Once computed, the results of the computed report are stored in an in-memory database. Firstly, it allows us to reuse already computed reports. Secondly, we can quickly deliver data to the browser without pre-fetching all data (e.g. lazy loading of data to popups).
Query engine optimisation
As was mentioned before, the performance meters and CleverMaps Query engine does the hard work of SQL optimisation and allows you to focus on data and business problems. This is a brief list of optimisations:
join path - dynamically calculated the join path of required datasets for report execution
reused subqueries - in attribute filters are extracted as CTEs and reused among metrics
cached CTE - CTE statements are materialised as views and reused among queries and users
metrics grouping - multiple aggregations are merged into one SQL select statement
subqueries reduction - query engine detects useless subqueries (not contain any filter or having a condition) and skips it
filters injection - filters are injected into subqueries from top-level queries. The benefit is aggressively filtering the amount of joined data.
filters pushdown - filters on primary keys are pushed to the related dataset, eliminating unnecessary joins.
REST API and Semantic layer integration
We are developing our Semantic layer with an API-First approach. It means that features are available through a well-documented API that is developed with a backwards-compatible approach so as not to break any existing client APIs.
The REST API documentation is published on Apiary and you can start playing with our API using the Postman collection. We also support API SDKs for Java, Python, JavaScript and TypeScript. The documentation is not public, let us know if you want to use them.
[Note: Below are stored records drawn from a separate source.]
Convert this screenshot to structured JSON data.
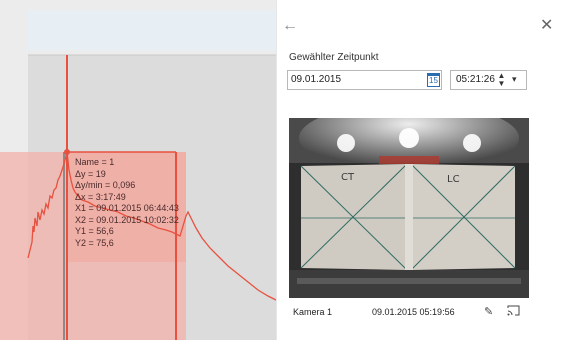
{
  "tooltip": {
    "name": "Name = 1",
    "dy": "Δy = 19",
    "dy_min": "Δy/min = 0,096",
    "dx": "Δx = 3:17:49",
    "x1": "X1 = 09.01.2015 06:44:43",
    "x2": "X2 = 09.01.2015 10:02:32",
    "y1": "Y1 = 56,6",
    "y2": "Y2 = 75,6"
  },
  "panel": {
    "back_icon": "arrow-left-icon",
    "close_icon": "close-icon",
    "zeitpunkt_label": "Gewählter Zeitpunkt",
    "date_value": "09.01.2015",
    "calendar_icon_text": "15",
    "time_value": "05:21:26",
    "camera": {
      "marking_left": "CT",
      "marking_right": "LC",
      "label": "Kamera 1",
      "timestamp": "09.01.2015 05:19:56"
    }
  },
  "colors": {
    "series": "#e8513f",
    "selection": "#f3b1ab",
    "accent": "#2b6cb0"
  }
}
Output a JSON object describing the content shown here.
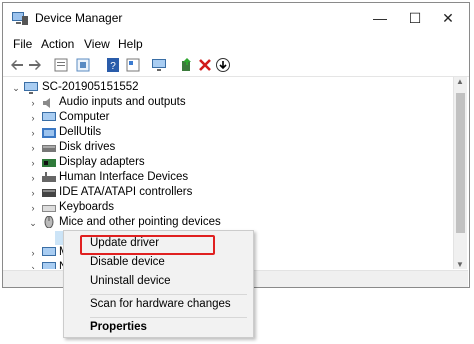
{
  "window": {
    "title": "Device Manager"
  },
  "menu": [
    "File",
    "Action",
    "View",
    "Help"
  ],
  "toolbar_icons": [
    "back-icon",
    "forward-icon",
    "properties-icon",
    "update-icon",
    "help-icon",
    "view-icon",
    "monitor-icon",
    "add-driver-icon",
    "uninstall-icon",
    "download-icon"
  ],
  "tree": {
    "root": "SC-201905151552",
    "categories": [
      {
        "label": "Audio inputs and outputs",
        "icon": "speaker-icon"
      },
      {
        "label": "Computer",
        "icon": "computer-icon"
      },
      {
        "label": "DellUtils",
        "icon": "folder-icon"
      },
      {
        "label": "Disk drives",
        "icon": "disk-drive-icon"
      },
      {
        "label": "Display adapters",
        "icon": "display-adapter-icon"
      },
      {
        "label": "Human Interface Devices",
        "icon": "hid-icon"
      },
      {
        "label": "IDE ATA/ATAPI controllers",
        "icon": "ide-controller-icon"
      },
      {
        "label": "Keyboards",
        "icon": "keyboard-icon"
      },
      {
        "label": "Mice and other pointing devices",
        "icon": "mouse-icon"
      }
    ],
    "partial_rows": [
      "M",
      "N"
    ]
  },
  "context_menu": {
    "items": [
      "Update driver",
      "Disable device",
      "Uninstall device",
      "Scan for hardware changes",
      "Properties"
    ],
    "highlighted": "Update driver"
  },
  "colors": {
    "highlight_border": "#e02020",
    "accent_blue": "#1e6fd9"
  }
}
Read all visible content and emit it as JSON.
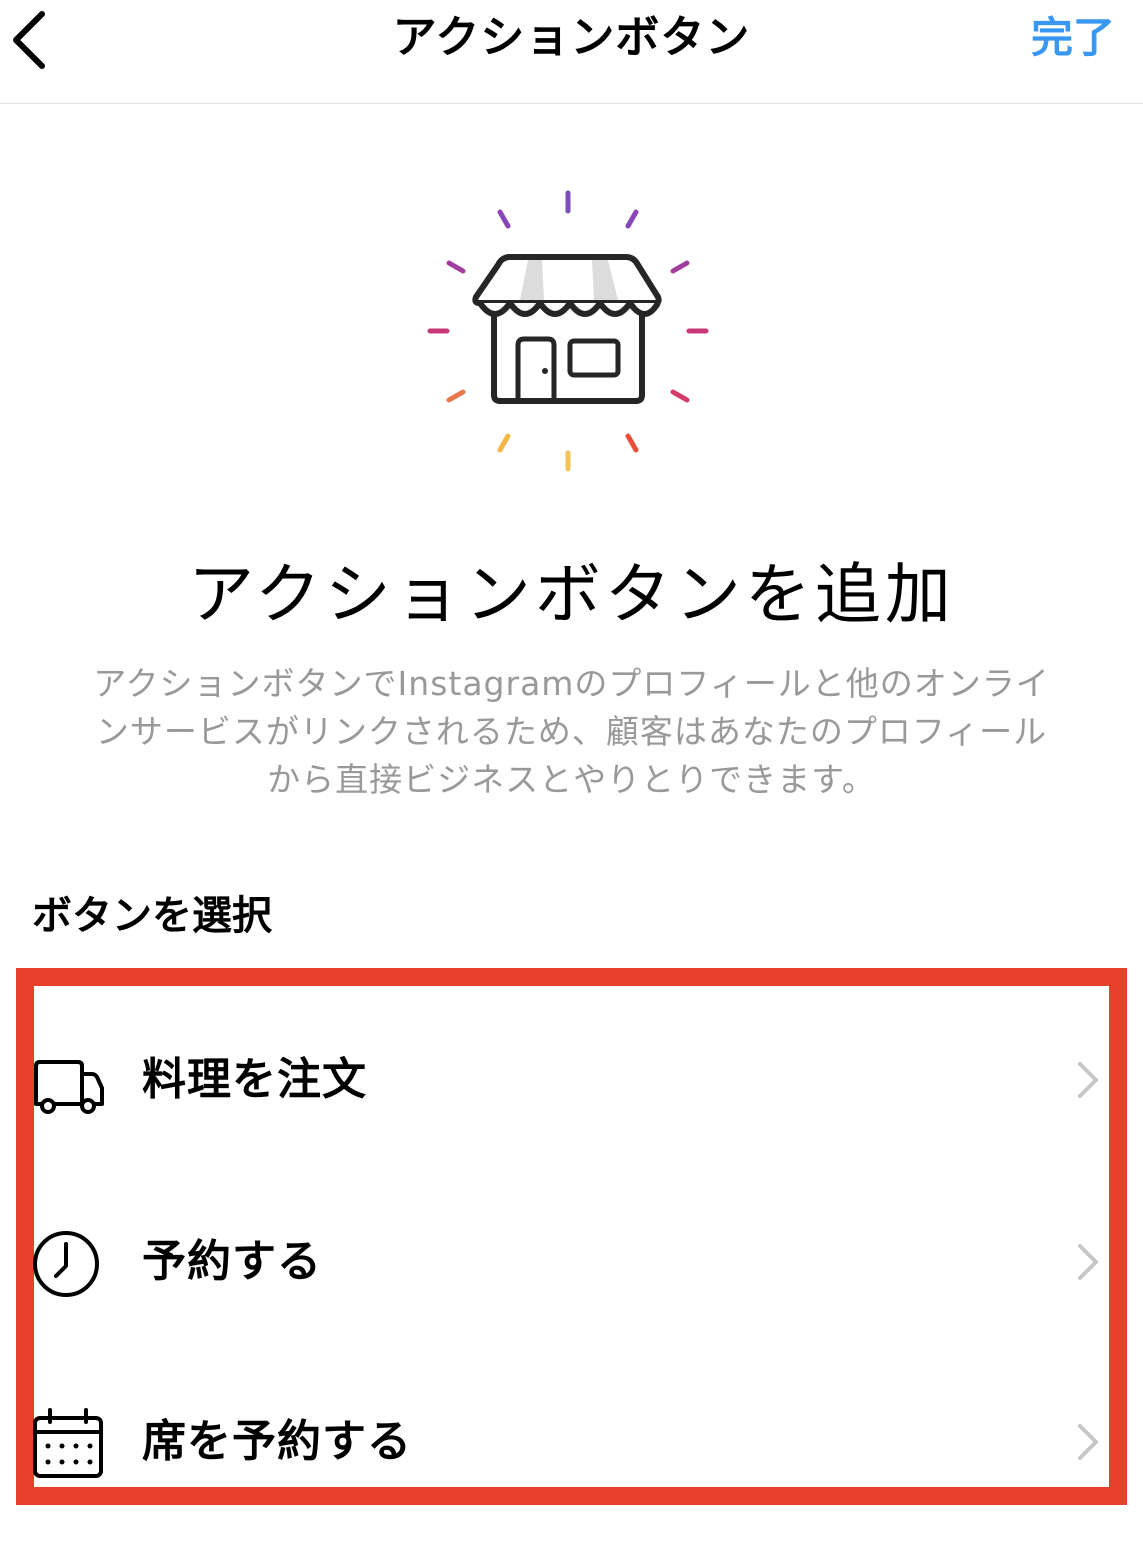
{
  "header": {
    "title": "アクションボタン",
    "done_label": "完了"
  },
  "hero": {
    "icon": "storefront-icon",
    "heading": "アクションボタンを追加",
    "description": "アクションボタンでInstagramのプロフィールと他のオンラインサービスがリンクされるため、顧客はあなたのプロフィールから直接ビジネスとやりとりできます。"
  },
  "section": {
    "label": "ボタンを選択"
  },
  "options": [
    {
      "label": "料理を注文",
      "icon": "delivery-truck-icon"
    },
    {
      "label": "予約する",
      "icon": "clock-icon"
    },
    {
      "label": "席を予約する",
      "icon": "calendar-icon"
    }
  ],
  "colors": {
    "accent": "#3897f0",
    "highlight": "#e8412b",
    "secondary_text": "#999999"
  }
}
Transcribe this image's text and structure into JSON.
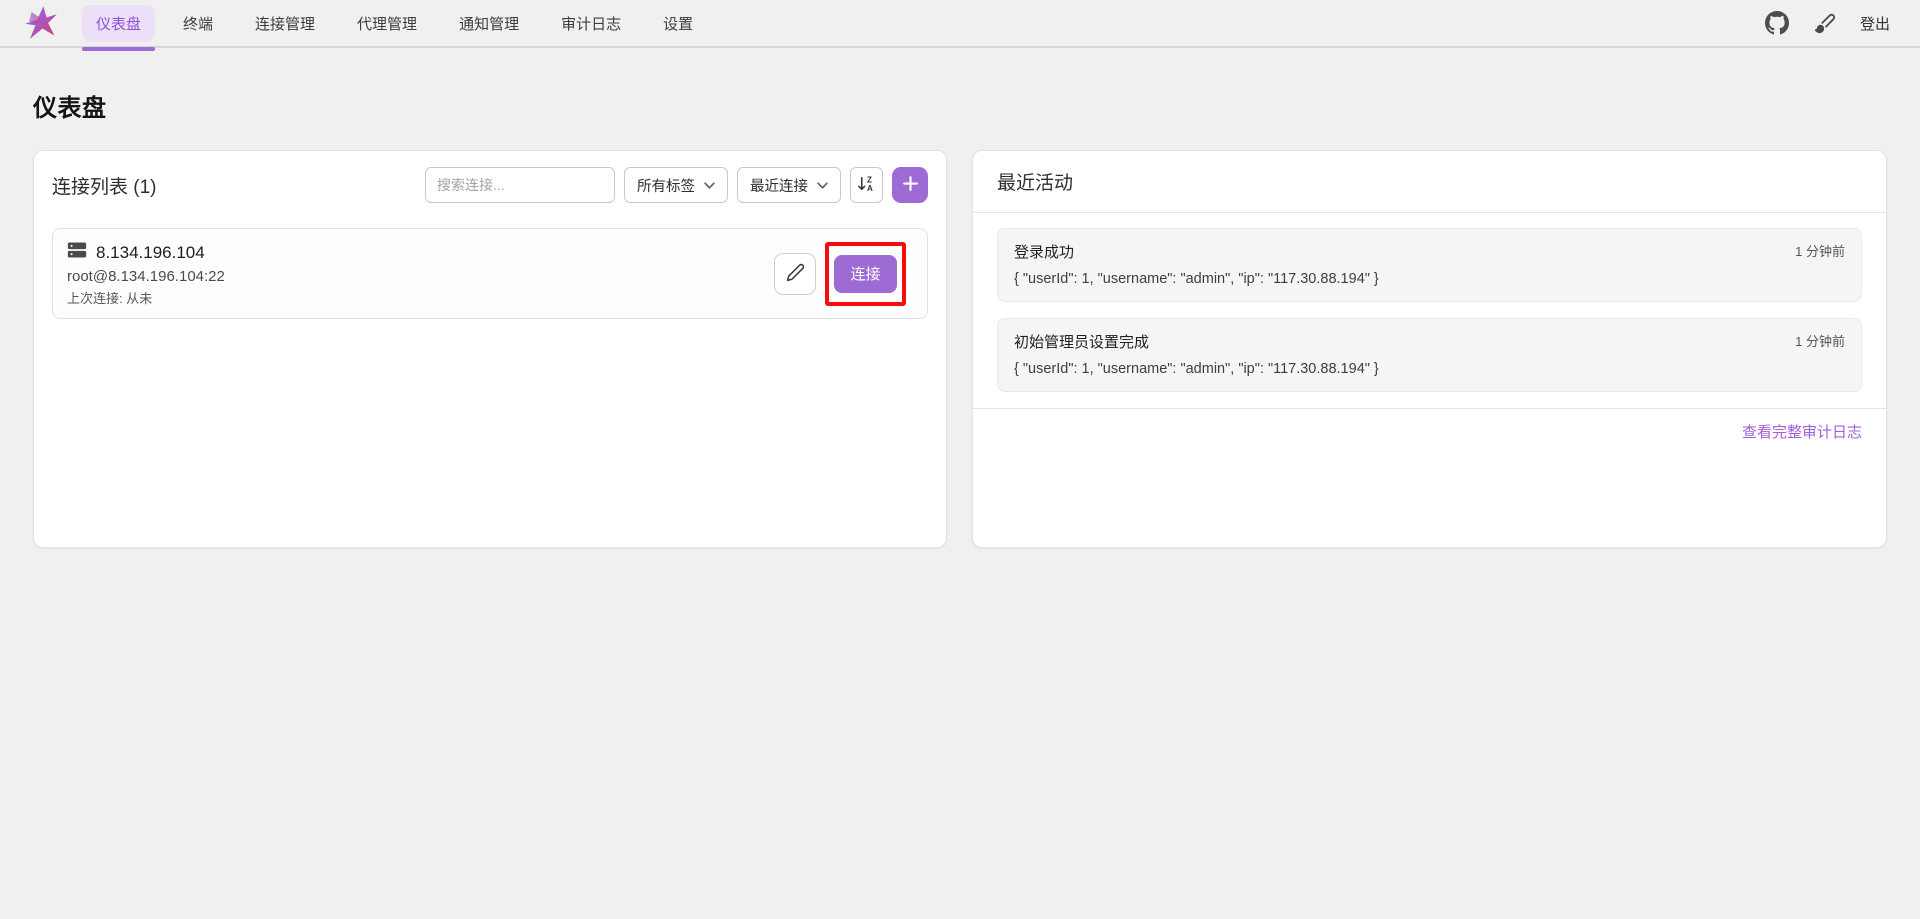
{
  "header": {
    "nav_items": [
      {
        "label": "仪表盘",
        "active": true
      },
      {
        "label": "终端",
        "active": false
      },
      {
        "label": "连接管理",
        "active": false
      },
      {
        "label": "代理管理",
        "active": false
      },
      {
        "label": "通知管理",
        "active": false
      },
      {
        "label": "审计日志",
        "active": false
      },
      {
        "label": "设置",
        "active": false
      }
    ],
    "icons": [
      "app-logo",
      "github-icon",
      "paintbrush-icon"
    ],
    "logout_label": "登出"
  },
  "page": {
    "title": "仪表盘"
  },
  "connections": {
    "title": "连接列表 (1)",
    "search_placeholder": "搜索连接...",
    "tag_filter_value": "所有标签",
    "sort_filter_value": "最近连接",
    "sort_button_icon": "sort-za-icon",
    "add_button_icon": "plus-icon",
    "items": [
      {
        "icon": "server-icon",
        "name": "8.134.196.104",
        "address": "root@8.134.196.104:22",
        "last_connected": "上次连接: 从未",
        "edit_icon": "pencil-icon",
        "connect_label": "连接",
        "highlighted": true
      }
    ]
  },
  "activity": {
    "title": "最近活动",
    "items": [
      {
        "title": "登录成功",
        "time": "1 分钟前",
        "detail": "{ \"userId\": 1, \"username\": \"admin\", \"ip\": \"117.30.88.194\" }"
      },
      {
        "title": "初始管理员设置完成",
        "time": "1 分钟前",
        "detail": "{ \"userId\": 1, \"username\": \"admin\", \"ip\": \"117.30.88.194\" }"
      }
    ],
    "view_all_label": "查看完整审计日志"
  },
  "colors": {
    "accent": "#9e6ad4",
    "accent_light": "#ecdff8",
    "annotation": "#f50d0d",
    "link": "#a35fd8"
  }
}
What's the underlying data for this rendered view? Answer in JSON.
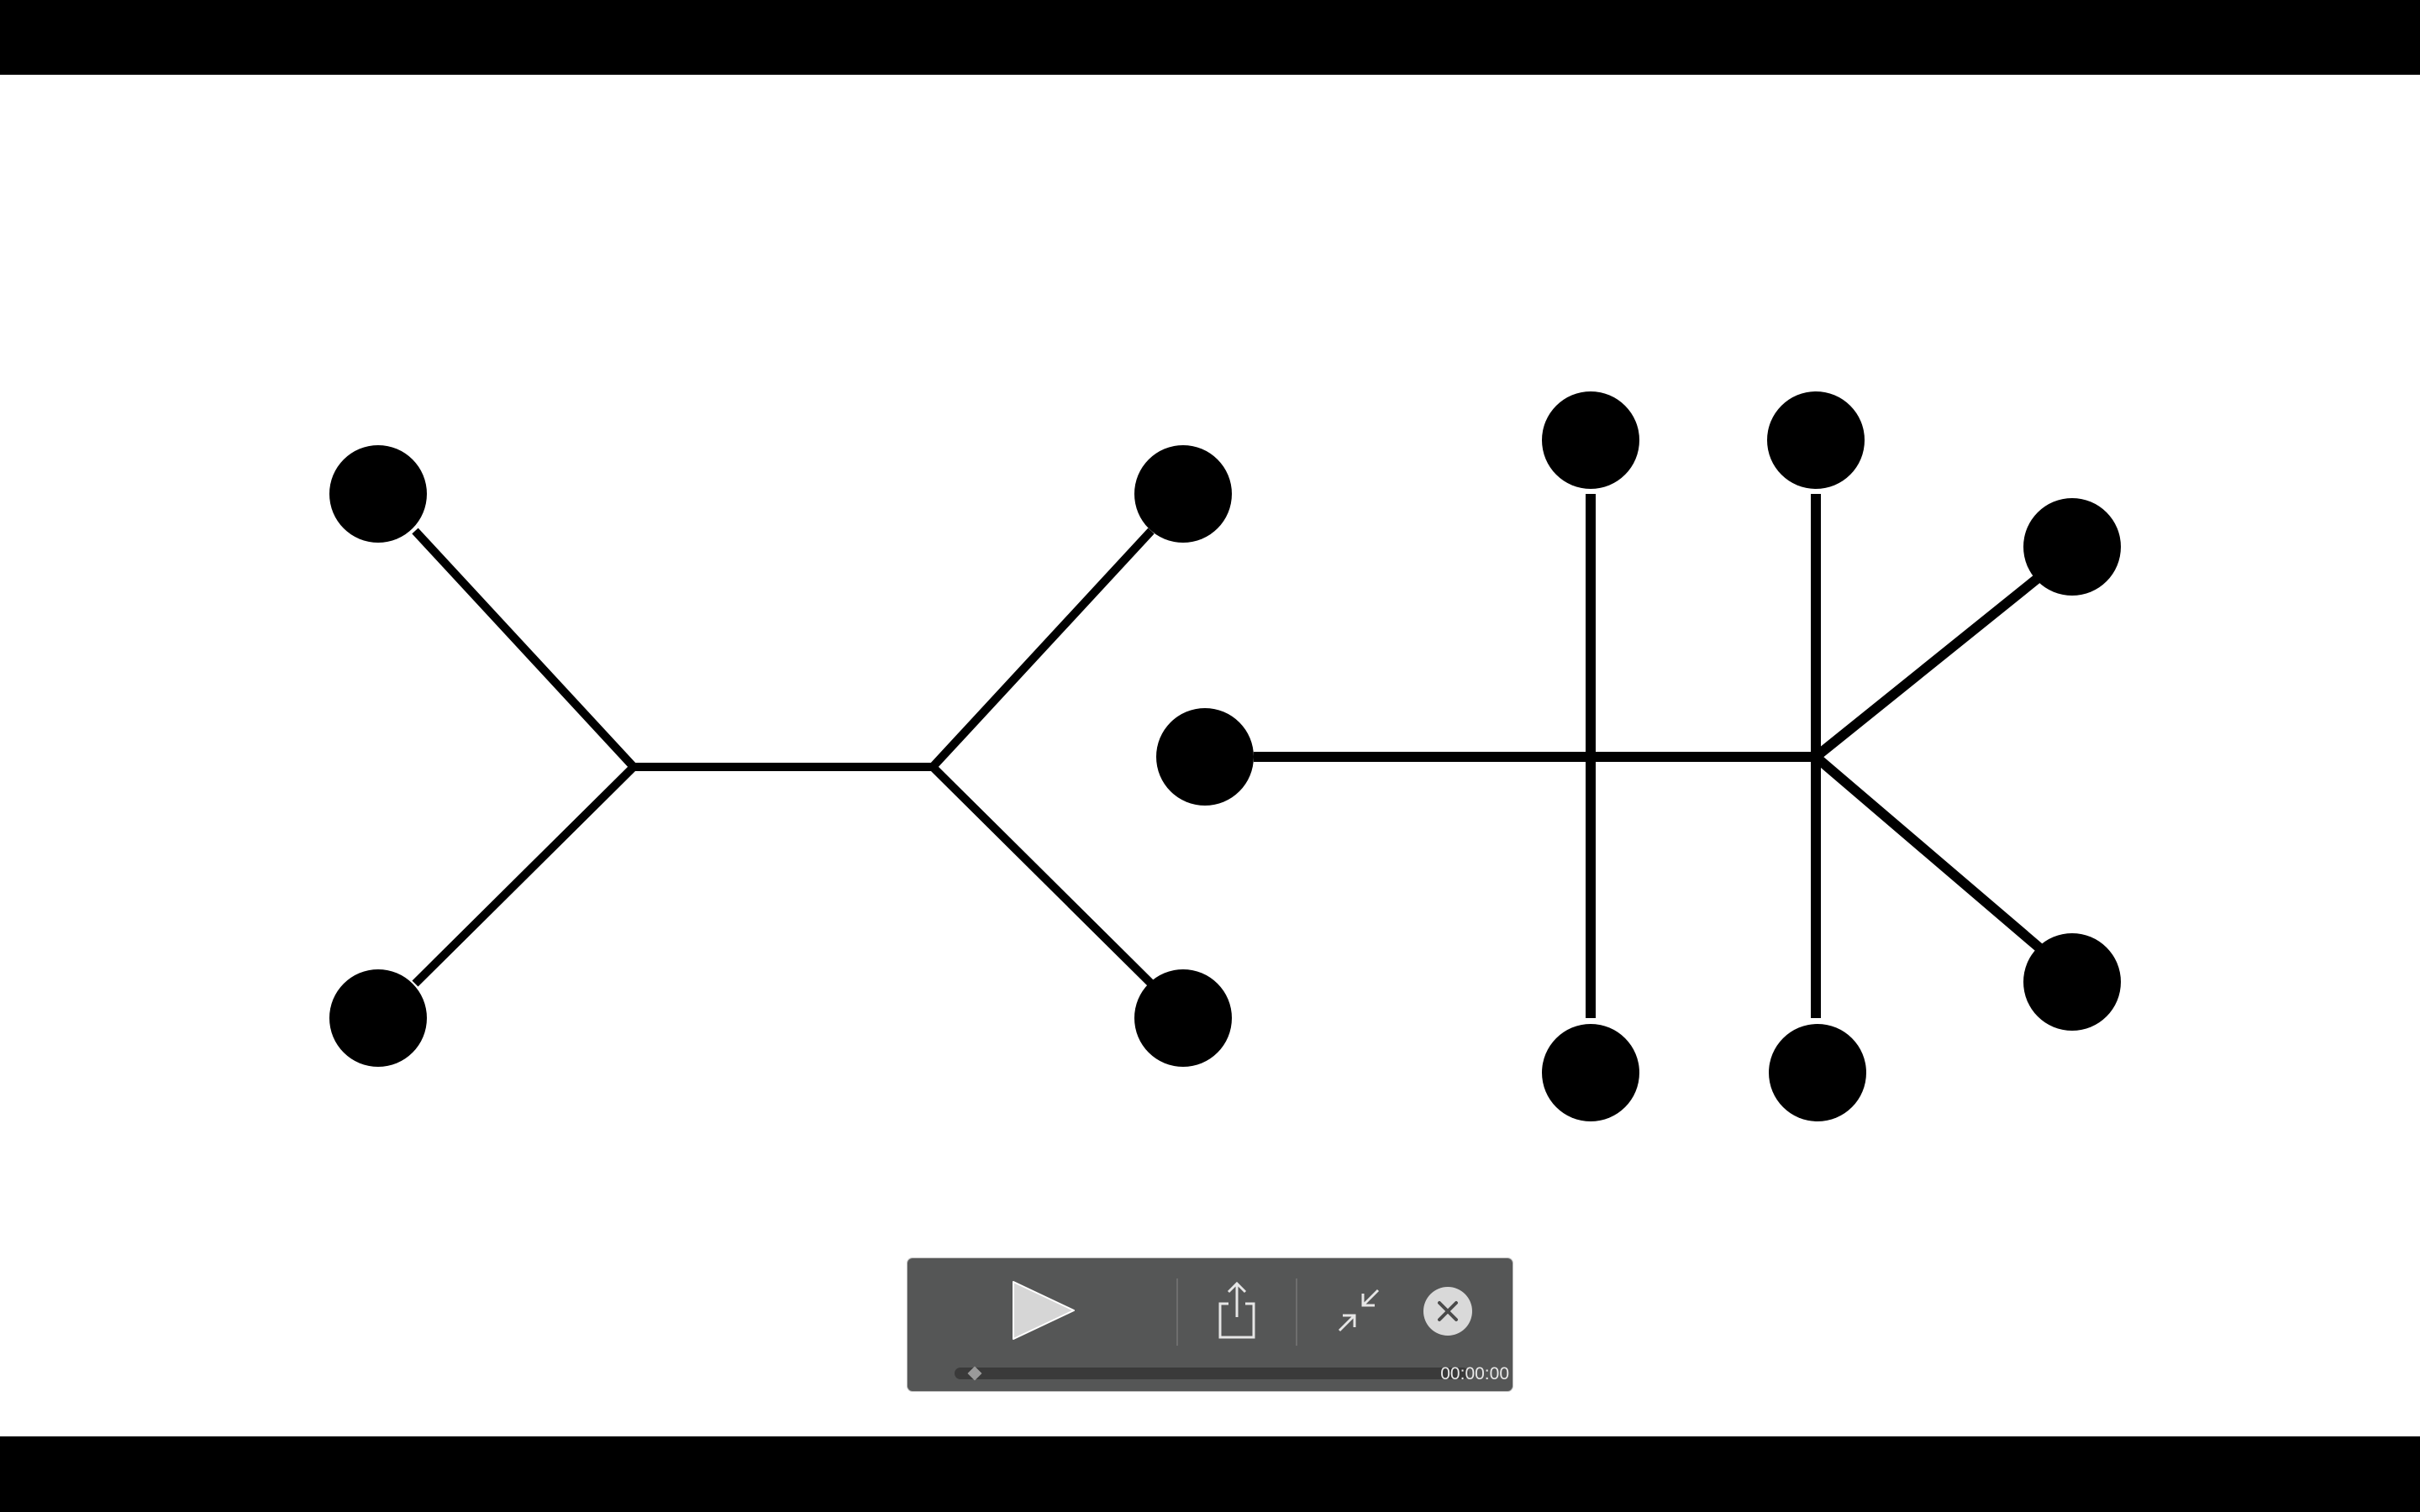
{
  "player": {
    "letterbox_color": "#000000",
    "frame_background": "#ffffff",
    "graph_color": "#000000"
  },
  "graphs": [
    {
      "name": "left-tree",
      "node_count": 4
    },
    {
      "name": "right-tree",
      "node_count": 7
    }
  ],
  "controls": {
    "background": "#555656",
    "play_icon": "play-icon",
    "share_icon": "share-icon",
    "exit_fullscreen_icon": "exit-fullscreen-icon",
    "close_icon": "close-icon",
    "progress": 0,
    "timecode": "00:00:00"
  }
}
We design the semantic layer as an open data component that should be tightly integrated into your data stack exactly how you want it. Whether you plan to regularly update the data in CleverMaps datasets from your data lake, want to create a custom simple JavaScript application that executes a report in CleverMaps or want bulk export granular data, you can solve all of these requirements by integrating with CleverMaps REST API.
But the possibilities that API-First brings are much broader. You don't have to have an existing CleverMaps project at the start of the integration, but you can build the whole project via API. What does this mean? Complete control over the creation of the data project, its changes and access control. These features allow you to build custom data apps on top of CleverMaps for hundreds and thousands of your customers.
This will allow you to provision new projects dynamically, update existing projects (data and metadata), and manage your customers' access.
For help creating data products, contact our sales team for details.
CleverMaps also supports the DataOps approach, where you can version all configuration metadata in the GIT system.